In contrast to these results above, consider similar tests done on a number of 4-core single socket processors where the best case performance ranged from 50%-100% and the average utilization was 74%. On average, one can expect to effectively use 3 out of 4 cores.

The variation is due to memory bandwidth of each system. In general, more cores means more sharing of memory and more possible contention. Cache friendly programs usually scale well on multi-core, while those that rely on heavy access to main memory have the most difficulty with large multi-core systems.

As mentioned, a valid argument for high density multi-core nodes is the cost amortization of power supplies, hard drives, interconnects, and case/rack hardware across the large number of cores in a single node. This makes sense, but unless the amortization costs is based on effective cores, the assumed savings may not accurately reflect the reality of the situation. Using a single socket node also reduces the MPI messaging and I/O load on the interconnect, but does increase the number of switch ports and network cards needed. In some cases, lower cost Gigabit Ethernet may be adequate for single socket nodes, thus offsetting the increase in interconnect costs. Furthermore, it is possible to build nodes that contain multiple single socket motherboards that share power supply and packaging costs gaining back some of the lost amortization.

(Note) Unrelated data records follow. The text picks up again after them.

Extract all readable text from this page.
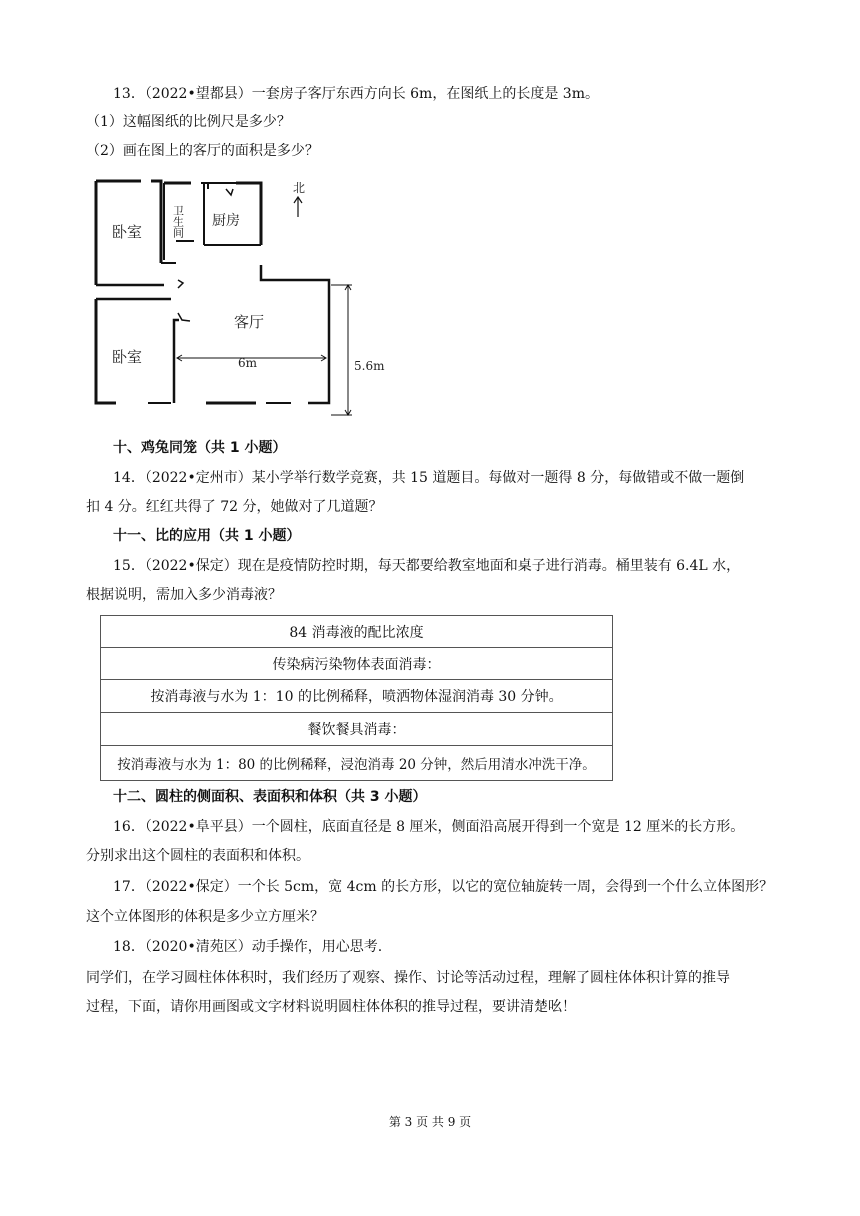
13．（2022•望都县）一套房子客厅东西方向长 6m，在图纸上的长度是 3m。
（1）这幅图纸的比例尺是多少？
（2）画在图上的客厅的面积是多少？
北
卧室	卫生间 厨房
客厅
卧室	6m	5.6m
十、鸡兔同笼（共 1 小题）
14．（2022•定州市）某小学举行数学竞赛，共 15 道题目。每做对一题得 8 分，每做错或不做一题倒
扣 4 分。红红共得了 72 分，她做对了几道题？
十一、比的应用（共 1 小题）
15．（2022•保定）现在是疫情防控时期，每天都要给教室地面和桌子进行消毒。桶里装有 6.4L 水，
根据说明，需加入多少消毒液？
84 消毒液的配比浓度
传染病污染物体表面消毒：
按消毒液与水为 1：10 的比例稀释，喷洒物体湿润消毒 30 分钟。
餐饮餐具消毒：
按消毒液与水为 1：80 的比例稀释，浸泡消毒 20 分钟，然后用清水冲洗干净。
十二、圆柱的侧面积、表面积和体积（共 3 小题）
16．（2022•阜平县）一个圆柱，底面直径是 8 厘米，侧面沿高展开得到一个宽是 12 厘米的长方形。
分别求出这个圆柱的表面积和体积。
17．（2022•保定）一个长 5cm，宽 4cm 的长方形，以它的宽位轴旋转一周，会得到一个什么立体图形？
这个立体图形的体积是多少立方厘米？
18．（2020•清苑区）动手操作，用心思考.
同学们，在学习圆柱体体积时，我们经历了观察、操作、讨论等活动过程，理解了圆柱体体积计算的推导
过程，下面，请你用画图或文字材料说明圆柱体体积的推导过程，要讲清楚吆！
第 3 页 共 9 页
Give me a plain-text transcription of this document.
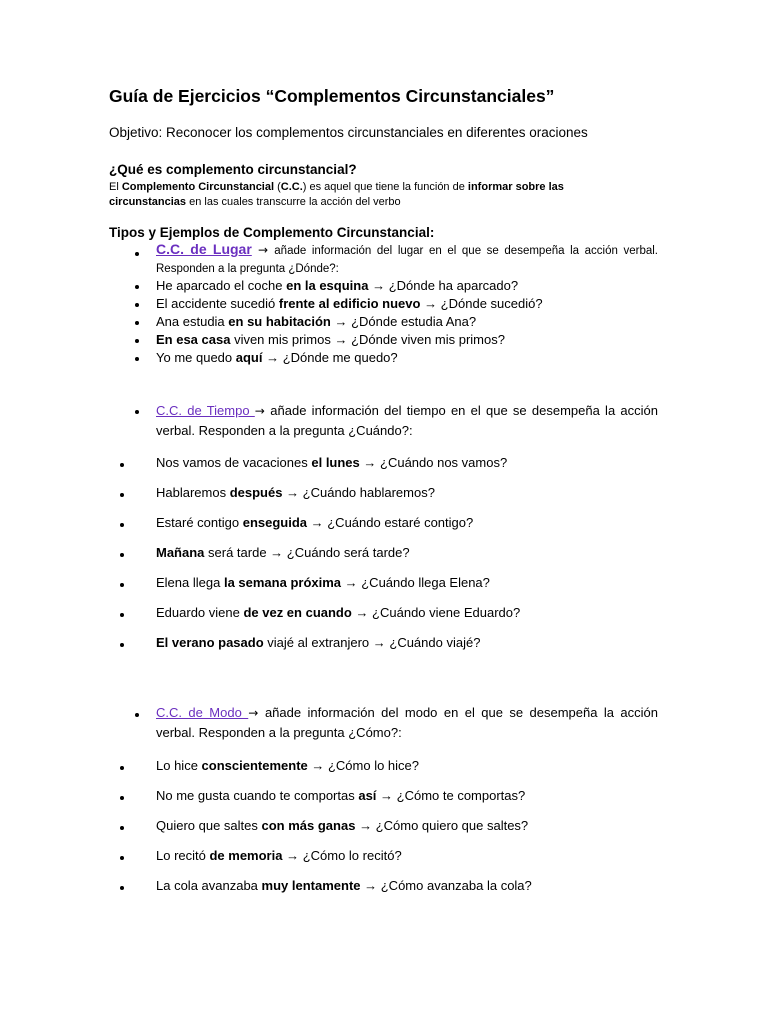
Guía de Ejercicios “Complementos Circunstanciales”
Objetivo: Reconocer los complementos circunstanciales en diferentes oraciones
¿Qué es complemento circunstancial?
El Complemento Circunstancial (C.C.) es aquel que tiene la función de informar sobre las circunstancias en las cuales transcurre la acción del verbo
Tipos y Ejemplos de Complemento Circunstancial:
C.C. de Lugar → añade información del lugar en el que se desempeña la acción verbal. Responden a la pregunta ¿Dónde?:
He aparcado el coche en la esquina → ¿Dónde ha aparcado?
El accidente sucedió frente al edificio nuevo → ¿Dónde sucedió?
Ana estudia en su habitación → ¿Dónde estudia Ana?
En esa casa viven mis primos → ¿Dónde viven mis primos?
Yo me quedo aquí → ¿Dónde me quedo?
C.C. de Tiempo → añade información del tiempo en el que se desempeña la acción verbal. Responden a la pregunta ¿Cuándo?:
Nos vamos de vacaciones el lunes → ¿Cuándo nos vamos?
Hablaremos después → ¿Cuándo hablaremos?
Estaré contigo enseguida → ¿Cuándo estaré contigo?
Mañana será tarde → ¿Cuándo será tarde?
Elena llega la semana próxima → ¿Cuándo llega Elena?
Eduardo viene de vez en cuando → ¿Cuándo viene Eduardo?
El verano pasado viajé al extranjero → ¿Cuándo viajé?
C.C. de Modo → añade información del modo en el que se desempeña la acción verbal. Responden a la pregunta ¿Cómo?:
Lo hice conscientemente → ¿Cómo lo hice?
No me gusta cuando te comportas así → ¿Cómo te comportas?
Quiero que saltes con más ganas → ¿Cómo quiero que saltes?
Lo recitó de memoria → ¿Cómo lo recitó?
La cola avanzaba muy lentamente → ¿Cómo avanzaba la cola?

Single socket nodes may also provide a more MPI friendly environment than that of a large SMP nodes. That is, an application that requires 72 cores may run better on 18 four-core single socket skinny nodes than 4 twelve-core dual socket fat nodes. There are less data locality issues in the case of the thin nodes. On the other hand, purposely under subscribing fat nodes for jobs may mitigate some of the issues. For example, any one parallel job can only have at most 8 cores per 12-core node. The remaining cores could be used by different jobs, which may have different memory usage patters and allow more effective core usage.

The range of cores per processor and the sockets per motherboard makes designing an HPC cluster an interesting challenge. In the tests described above, thin nodes offer on average 10% better core utilization than fat nodes. In some cases the difference in utilization was far worse. If the number of "effective cores" becomes less as more cores are added to nodes, will thin node design start to dominate or will the economics of fat nodes keep them as the best choice for HPC?